II
Iba recelosa porque Manolita no sabía venderse ni dramatizar. Los demás la apresaban inmediatamente en sus redes, haciéndola sentir como una mosca en una telaraña, aunque a diferencia de la mosca ella se debatía poco, aceptando su destino con un alto grado de resignación.
El resultado era que ella permanecía con la boca entreabierta escuchando las historias del prójimo y guardándose las suyas.
Otro rasgo de su carácter, relacionado con el anterior, que le creaba todavía más problemas, era que no sabía plantear las cosas. Tenía la desgraciada habilidad de exponer los argumentos de forma que la perjudicasen o ella quedase en entredicho. Casi siempre salía malparada, casi siempre acababa responsabilizándose de lo que no le concernía o justificando lo que no le importaba.
Como una vez le dijo su amiga Encarnación en un tono que no le gustó: “Parece que te gusta tirar piedras sobre tu propio tejado”.
¿Qué podía hacer? El carácter es el destino de una persona. Alguna vez se había sublevado, pero sus rebeliones eran tormentas de verano que no dejaban recuerdo de su paso. Tras esos arrebatos ella volvía a ser la que era.
Ciertamente era una pesada carga haber nacido para chivo expiatorio, haber nacido para asumir las faltas ajenas, como si las propias no fueran suficientes.

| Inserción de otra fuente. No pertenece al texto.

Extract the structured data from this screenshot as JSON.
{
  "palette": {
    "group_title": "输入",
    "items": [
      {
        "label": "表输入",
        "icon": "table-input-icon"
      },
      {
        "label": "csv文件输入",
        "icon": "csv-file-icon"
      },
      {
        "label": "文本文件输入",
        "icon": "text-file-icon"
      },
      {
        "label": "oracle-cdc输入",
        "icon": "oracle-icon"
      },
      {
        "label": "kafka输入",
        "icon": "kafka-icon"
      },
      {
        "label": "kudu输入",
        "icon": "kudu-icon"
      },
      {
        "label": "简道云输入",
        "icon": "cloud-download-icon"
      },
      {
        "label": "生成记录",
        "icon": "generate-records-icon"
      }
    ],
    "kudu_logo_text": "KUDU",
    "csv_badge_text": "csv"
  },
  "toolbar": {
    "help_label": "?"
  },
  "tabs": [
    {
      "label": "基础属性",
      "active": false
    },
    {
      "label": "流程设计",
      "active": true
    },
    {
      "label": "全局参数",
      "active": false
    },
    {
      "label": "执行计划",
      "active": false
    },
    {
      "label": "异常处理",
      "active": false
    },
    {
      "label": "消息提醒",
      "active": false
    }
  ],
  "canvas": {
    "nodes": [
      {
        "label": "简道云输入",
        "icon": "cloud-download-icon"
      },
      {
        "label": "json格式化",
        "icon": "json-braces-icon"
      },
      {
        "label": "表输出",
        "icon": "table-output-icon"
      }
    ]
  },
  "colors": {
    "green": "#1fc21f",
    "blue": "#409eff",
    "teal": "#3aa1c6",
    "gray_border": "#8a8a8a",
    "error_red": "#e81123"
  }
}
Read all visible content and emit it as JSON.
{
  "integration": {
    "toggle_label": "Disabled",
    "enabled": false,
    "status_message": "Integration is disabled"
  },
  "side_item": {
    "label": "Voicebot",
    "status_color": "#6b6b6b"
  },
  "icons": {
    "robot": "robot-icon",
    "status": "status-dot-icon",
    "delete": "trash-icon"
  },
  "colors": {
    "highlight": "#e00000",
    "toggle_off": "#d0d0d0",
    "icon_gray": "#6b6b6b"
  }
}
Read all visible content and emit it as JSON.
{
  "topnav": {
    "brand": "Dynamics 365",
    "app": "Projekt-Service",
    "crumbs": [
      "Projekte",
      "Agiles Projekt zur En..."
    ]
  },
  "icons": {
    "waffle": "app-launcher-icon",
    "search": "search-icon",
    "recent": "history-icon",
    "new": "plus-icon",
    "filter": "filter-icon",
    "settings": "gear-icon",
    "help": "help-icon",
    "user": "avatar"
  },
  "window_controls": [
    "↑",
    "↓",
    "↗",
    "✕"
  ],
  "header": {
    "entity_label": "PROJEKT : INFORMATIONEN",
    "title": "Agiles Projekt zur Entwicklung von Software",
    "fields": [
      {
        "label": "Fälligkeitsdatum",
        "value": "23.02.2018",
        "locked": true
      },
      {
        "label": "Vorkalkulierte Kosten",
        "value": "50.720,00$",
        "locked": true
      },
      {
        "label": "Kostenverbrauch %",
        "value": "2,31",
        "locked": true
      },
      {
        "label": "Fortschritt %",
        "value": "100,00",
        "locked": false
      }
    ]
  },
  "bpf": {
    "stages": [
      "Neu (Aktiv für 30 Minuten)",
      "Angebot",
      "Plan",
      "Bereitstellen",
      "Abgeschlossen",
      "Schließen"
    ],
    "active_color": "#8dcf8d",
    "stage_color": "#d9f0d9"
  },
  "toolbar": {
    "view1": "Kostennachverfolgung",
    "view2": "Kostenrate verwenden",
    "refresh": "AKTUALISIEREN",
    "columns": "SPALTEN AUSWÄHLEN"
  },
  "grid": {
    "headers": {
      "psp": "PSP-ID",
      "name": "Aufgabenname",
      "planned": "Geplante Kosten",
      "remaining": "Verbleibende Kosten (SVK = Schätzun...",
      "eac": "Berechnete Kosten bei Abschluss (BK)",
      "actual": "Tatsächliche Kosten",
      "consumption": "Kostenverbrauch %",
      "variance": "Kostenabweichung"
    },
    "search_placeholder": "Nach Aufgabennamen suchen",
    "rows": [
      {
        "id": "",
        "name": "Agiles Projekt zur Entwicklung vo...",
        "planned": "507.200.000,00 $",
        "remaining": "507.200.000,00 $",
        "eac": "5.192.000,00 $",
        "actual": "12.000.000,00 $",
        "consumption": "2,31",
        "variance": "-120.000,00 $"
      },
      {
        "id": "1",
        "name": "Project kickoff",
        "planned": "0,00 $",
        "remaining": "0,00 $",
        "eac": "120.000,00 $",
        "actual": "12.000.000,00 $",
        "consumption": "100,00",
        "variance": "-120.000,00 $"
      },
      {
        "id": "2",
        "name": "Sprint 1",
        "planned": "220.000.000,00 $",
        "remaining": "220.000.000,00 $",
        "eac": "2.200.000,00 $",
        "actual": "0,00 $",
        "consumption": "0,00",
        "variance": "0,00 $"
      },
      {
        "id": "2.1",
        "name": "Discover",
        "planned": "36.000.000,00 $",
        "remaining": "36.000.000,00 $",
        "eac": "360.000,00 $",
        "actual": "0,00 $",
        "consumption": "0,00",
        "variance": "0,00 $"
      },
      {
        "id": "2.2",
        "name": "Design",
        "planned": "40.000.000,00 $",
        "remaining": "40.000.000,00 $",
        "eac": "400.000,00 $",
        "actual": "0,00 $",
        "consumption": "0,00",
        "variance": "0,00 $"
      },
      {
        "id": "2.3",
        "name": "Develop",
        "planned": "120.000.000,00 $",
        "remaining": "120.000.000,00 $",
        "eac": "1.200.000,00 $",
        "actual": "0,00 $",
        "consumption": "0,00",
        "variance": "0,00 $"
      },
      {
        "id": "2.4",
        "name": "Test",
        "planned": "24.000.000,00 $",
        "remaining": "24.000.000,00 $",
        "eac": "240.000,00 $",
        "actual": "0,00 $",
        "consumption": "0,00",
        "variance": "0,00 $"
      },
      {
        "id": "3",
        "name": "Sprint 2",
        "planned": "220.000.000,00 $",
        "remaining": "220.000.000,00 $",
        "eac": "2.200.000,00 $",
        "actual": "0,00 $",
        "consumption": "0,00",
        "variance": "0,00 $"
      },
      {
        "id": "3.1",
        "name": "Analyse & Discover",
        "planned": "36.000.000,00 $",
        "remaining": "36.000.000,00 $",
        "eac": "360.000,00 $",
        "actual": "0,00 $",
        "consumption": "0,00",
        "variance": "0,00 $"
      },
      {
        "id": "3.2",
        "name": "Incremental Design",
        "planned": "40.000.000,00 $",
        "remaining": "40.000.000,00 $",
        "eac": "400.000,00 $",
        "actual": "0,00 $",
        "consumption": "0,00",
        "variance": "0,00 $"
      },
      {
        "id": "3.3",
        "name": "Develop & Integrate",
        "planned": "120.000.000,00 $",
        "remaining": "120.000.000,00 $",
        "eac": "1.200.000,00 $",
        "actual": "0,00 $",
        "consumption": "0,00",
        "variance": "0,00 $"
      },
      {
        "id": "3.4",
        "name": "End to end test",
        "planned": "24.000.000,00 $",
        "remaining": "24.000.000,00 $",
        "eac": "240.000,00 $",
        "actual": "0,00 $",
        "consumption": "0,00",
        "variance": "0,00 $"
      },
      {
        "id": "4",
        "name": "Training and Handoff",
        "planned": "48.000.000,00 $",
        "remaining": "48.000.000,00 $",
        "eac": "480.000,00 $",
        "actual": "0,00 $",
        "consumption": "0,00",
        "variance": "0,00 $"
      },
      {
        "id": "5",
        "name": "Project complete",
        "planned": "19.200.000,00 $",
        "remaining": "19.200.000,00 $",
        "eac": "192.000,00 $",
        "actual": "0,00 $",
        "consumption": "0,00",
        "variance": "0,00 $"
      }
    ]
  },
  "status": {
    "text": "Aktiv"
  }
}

No llamó a la puerta, pues la confianza que había entre ambas le permitía entrar de rondón. Una vez cruzado el zaguán, no fuera a asustarse si de pronto la veía allí, alzando la voz pronunció el nombre de su amiga: “¡Encarnación!”.
Pero Encarnación no respondió. Manolita repitió el nombre varias veces. El silencio era absoluto. Eso la escamó.
Manolita siguió adentrándose en la casa un poco más despacio. Dirigió sus pasos a la cocina, que era donde debía de estar su amiga en esos momentos.
Pero al llegar a la altura del cuarto de estar y mirar, la encontró sentada en el sillón de orejas en el que pasaba las tardes haciendo crochet o viendo la televisión. Tenía tal cara de circunstancias que a Manolita no le cupo duda de que algo gordo había ocurrido.
Tiesa como un ajo y con las manos reposando sobre su falda, presentaba una imagen de gravedad a cuyo influjo Manolita no pudo sustraerse. Estaba claro que había llegado en un mal momento. Y además ella se había presentado sola, sin que nadie reclamase su presencia.
Antes de interesarse por la aflicción de su amiga, se preguntó por qué ella no podía sacar partido de sus penas y achaques como todo el mundo. Ella no aspiraba a ser el centro de atención ni a que le rindiesen pleitesía. Ella no era ni presuntuosa ni resabida. Al contrario, esas actitudes le desagradaban.
Ni era de las que se empecinaban en llevarse el gato al agua. Ni se ponía más moños de los que le correspondían. Pero sí le gustaba, como a todo hijo de vecino, que la escuchasen, que simpatizasen con ella, que reconociesen sus méritos y desgracias.
Dando dos o tres pasos hacia Encarnación, que había acentuado su cara de alguacil, en un tono afable dijo: “¿Tú también has pasado una mala noche?”.